Ken Miles (4) - photo 1

(source : www.auslot.com)

Bruce McLaren fit une description amusante de la période qui suivit sa victoire. « À partir de là, ce ne fut plus que drapeaux à damier, champagne et voitures avec chauffeur. Chris et moi, nous avons été transportés par avion vers les États-Unis pour assister à des réceptions organisées par Ford. L’énorme Lincoln venue nous chercher à l’aéroport de New York avait un drapeau de la Nouvelle-Zélande sur une aile et la bannière étoilée sur l’autre. Dans le salon cossu de 12 mètres de long environ derrière le chauffeur, nous avons traversé New York, avec la très forte impression d’être comme le monarque régnant passant sous les regards du bas-peuple. Maintenant, je sais à quel point la vie est dure quand on est au sommet. (2) »

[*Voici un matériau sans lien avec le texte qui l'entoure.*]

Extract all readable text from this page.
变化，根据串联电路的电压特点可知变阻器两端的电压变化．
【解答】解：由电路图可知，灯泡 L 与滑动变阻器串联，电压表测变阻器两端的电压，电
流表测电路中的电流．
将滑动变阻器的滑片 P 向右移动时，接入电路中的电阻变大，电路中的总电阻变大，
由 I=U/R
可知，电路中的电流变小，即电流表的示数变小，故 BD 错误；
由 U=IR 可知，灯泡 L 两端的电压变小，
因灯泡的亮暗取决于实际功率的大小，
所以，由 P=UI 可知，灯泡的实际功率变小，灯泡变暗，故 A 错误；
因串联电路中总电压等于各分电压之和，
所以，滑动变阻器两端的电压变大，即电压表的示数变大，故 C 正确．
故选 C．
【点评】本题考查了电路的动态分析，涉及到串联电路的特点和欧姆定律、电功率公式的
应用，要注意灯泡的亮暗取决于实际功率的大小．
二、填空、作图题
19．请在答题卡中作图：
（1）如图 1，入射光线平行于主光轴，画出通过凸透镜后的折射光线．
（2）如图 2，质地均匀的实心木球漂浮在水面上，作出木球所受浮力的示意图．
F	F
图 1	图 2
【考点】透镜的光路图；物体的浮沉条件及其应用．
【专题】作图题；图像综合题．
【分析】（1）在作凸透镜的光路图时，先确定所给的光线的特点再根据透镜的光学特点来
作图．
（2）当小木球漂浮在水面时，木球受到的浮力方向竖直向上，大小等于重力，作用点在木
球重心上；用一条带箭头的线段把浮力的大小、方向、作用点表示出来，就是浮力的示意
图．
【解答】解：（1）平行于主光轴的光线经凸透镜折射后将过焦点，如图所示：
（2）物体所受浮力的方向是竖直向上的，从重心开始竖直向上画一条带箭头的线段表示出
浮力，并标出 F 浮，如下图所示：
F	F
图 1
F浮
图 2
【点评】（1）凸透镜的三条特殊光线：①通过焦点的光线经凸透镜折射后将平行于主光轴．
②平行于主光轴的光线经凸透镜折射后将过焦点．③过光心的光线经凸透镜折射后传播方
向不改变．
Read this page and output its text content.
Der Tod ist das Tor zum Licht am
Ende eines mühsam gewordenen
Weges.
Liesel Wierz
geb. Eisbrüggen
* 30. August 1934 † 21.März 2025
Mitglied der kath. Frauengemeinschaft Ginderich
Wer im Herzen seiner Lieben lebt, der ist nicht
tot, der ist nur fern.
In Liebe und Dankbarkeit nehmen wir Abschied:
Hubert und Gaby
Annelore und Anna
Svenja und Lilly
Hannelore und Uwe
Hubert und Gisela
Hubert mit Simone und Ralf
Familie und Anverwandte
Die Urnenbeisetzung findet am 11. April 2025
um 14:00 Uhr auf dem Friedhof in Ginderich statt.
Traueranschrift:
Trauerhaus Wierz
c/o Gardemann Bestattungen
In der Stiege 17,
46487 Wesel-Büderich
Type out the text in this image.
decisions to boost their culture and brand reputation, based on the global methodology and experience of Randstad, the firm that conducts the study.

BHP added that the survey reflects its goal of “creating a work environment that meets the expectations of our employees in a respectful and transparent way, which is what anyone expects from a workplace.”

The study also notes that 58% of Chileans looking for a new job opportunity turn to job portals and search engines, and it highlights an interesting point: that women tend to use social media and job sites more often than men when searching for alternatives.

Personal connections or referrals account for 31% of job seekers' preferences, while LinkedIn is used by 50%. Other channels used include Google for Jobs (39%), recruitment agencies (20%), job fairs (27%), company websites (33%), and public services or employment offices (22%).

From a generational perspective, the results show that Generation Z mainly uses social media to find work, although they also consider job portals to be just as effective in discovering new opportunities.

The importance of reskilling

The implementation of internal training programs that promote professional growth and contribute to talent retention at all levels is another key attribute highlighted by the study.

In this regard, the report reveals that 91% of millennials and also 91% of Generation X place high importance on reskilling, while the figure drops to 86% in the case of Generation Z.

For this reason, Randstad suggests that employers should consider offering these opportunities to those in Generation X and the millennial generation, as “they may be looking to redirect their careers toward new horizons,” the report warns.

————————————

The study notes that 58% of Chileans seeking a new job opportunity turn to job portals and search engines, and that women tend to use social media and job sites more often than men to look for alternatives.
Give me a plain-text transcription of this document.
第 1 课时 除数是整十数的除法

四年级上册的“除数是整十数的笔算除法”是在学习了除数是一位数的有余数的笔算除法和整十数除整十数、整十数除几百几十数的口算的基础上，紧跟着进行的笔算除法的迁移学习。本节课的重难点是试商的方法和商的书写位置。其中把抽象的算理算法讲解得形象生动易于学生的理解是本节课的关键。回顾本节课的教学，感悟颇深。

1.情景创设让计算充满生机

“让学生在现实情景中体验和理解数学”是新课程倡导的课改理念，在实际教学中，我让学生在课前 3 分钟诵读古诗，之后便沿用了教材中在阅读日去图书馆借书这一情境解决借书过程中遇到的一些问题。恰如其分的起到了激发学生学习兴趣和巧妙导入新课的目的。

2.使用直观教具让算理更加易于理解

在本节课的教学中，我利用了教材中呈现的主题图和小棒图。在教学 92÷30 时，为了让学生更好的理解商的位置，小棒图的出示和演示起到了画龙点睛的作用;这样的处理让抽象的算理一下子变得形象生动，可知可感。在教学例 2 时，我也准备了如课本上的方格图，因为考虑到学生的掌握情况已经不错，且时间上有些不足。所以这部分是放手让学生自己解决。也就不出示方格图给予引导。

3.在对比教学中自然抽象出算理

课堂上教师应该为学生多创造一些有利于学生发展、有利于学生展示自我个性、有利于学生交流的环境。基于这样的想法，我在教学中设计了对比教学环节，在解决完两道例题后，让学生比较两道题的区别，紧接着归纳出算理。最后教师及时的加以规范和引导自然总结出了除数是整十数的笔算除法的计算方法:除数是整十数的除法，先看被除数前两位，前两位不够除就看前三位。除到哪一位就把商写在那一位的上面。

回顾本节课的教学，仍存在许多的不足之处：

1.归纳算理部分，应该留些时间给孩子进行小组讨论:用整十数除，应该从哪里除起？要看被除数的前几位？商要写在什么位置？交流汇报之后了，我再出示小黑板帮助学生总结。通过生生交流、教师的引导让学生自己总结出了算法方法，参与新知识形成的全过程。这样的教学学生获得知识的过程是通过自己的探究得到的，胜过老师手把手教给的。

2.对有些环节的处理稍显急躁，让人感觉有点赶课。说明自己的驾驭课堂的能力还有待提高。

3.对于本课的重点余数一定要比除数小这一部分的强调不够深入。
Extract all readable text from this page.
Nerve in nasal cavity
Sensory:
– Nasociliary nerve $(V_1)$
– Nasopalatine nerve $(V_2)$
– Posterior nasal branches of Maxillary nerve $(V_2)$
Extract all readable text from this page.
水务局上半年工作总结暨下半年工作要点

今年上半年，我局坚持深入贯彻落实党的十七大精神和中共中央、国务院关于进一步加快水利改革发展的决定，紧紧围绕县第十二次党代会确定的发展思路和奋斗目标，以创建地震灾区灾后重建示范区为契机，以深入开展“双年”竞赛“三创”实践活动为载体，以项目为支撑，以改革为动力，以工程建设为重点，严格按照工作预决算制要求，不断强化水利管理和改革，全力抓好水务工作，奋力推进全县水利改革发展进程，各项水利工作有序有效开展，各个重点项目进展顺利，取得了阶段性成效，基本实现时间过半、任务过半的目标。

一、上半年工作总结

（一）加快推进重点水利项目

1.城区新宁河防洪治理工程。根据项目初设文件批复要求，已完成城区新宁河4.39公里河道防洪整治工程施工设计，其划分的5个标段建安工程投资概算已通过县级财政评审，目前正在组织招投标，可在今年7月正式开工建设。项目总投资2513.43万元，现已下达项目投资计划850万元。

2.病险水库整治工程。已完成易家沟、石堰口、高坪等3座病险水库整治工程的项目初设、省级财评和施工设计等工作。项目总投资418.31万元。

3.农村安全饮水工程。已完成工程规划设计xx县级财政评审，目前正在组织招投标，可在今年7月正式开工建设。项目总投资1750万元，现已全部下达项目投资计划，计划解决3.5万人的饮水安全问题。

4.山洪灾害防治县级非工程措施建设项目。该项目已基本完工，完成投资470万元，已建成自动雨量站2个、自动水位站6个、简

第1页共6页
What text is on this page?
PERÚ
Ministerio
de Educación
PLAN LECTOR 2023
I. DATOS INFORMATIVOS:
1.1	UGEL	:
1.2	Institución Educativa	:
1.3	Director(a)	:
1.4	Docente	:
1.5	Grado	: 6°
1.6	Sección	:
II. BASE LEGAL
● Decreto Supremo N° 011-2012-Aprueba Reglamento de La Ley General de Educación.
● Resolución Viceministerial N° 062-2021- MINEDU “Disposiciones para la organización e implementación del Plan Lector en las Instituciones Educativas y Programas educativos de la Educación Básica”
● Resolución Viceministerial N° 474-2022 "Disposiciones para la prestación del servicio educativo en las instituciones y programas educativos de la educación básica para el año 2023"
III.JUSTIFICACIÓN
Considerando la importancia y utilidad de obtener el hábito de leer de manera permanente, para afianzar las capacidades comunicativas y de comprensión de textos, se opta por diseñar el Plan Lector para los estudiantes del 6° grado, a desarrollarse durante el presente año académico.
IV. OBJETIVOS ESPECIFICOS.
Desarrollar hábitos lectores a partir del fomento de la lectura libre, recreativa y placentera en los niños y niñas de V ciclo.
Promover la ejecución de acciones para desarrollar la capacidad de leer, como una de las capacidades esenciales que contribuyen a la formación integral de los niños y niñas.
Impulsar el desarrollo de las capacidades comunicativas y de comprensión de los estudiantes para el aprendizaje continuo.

Nul doute qu’un tel récit aurait laissé Ken Miles insensible. « Bullshit, que tout cela », aurait-il commenté : il était au-dessus de ces marques d’honneur. Peut-être même y aurait-il trouvé une amère satisfaction : « au moins, j’aurai échappé à cela », aurait-il pensé, avec cet esprit sarcastique qui le caractérisait. Il était revenu chez lui, dans sa maison située sur le Sunday Trail à Hollywood Hills, près de Mullholland Drive, ruminant sa rancœur. « Il n’arrivait pas à surmonter cela » (« he just couldn’t get over it »), déclara son coéquipier Denny Hulme. Il refusait les demandes d’interviews de la presse, mais avait fini par se confier au journaliste Bob Thomas, du Los Angeles Time, qu’il connaissait bien. Il lui dit des choses pleines de signification : « Je pensais qu’on avait gagné, et puis nous avons été déclassés pour des raisons strictement techniques. Toute la responsabilité en incombe à Ford : j’avais protesté contre cette idée de classement ex aequo. Je leur avais bien dit que cela ne pouvait pas marcher. » A la fin de l’entretien avec le journaliste, il sembla hésiter néanmoins : « Robert, faites attention à ce que vous allez écrire. Je travaille pour ces gens. Ils ont été extraordinairement bons avec moi ( they have been awfully good to me) » (3). Il ne pouvait pas totalement oublier que les trois années qu’il venait de passer, d’abord sur le projet Cobra, puis sur le projet Ford GT40, l’avaient comblé au-delà de toutes ses attentes, aussi bien au plan professionnel que sportif.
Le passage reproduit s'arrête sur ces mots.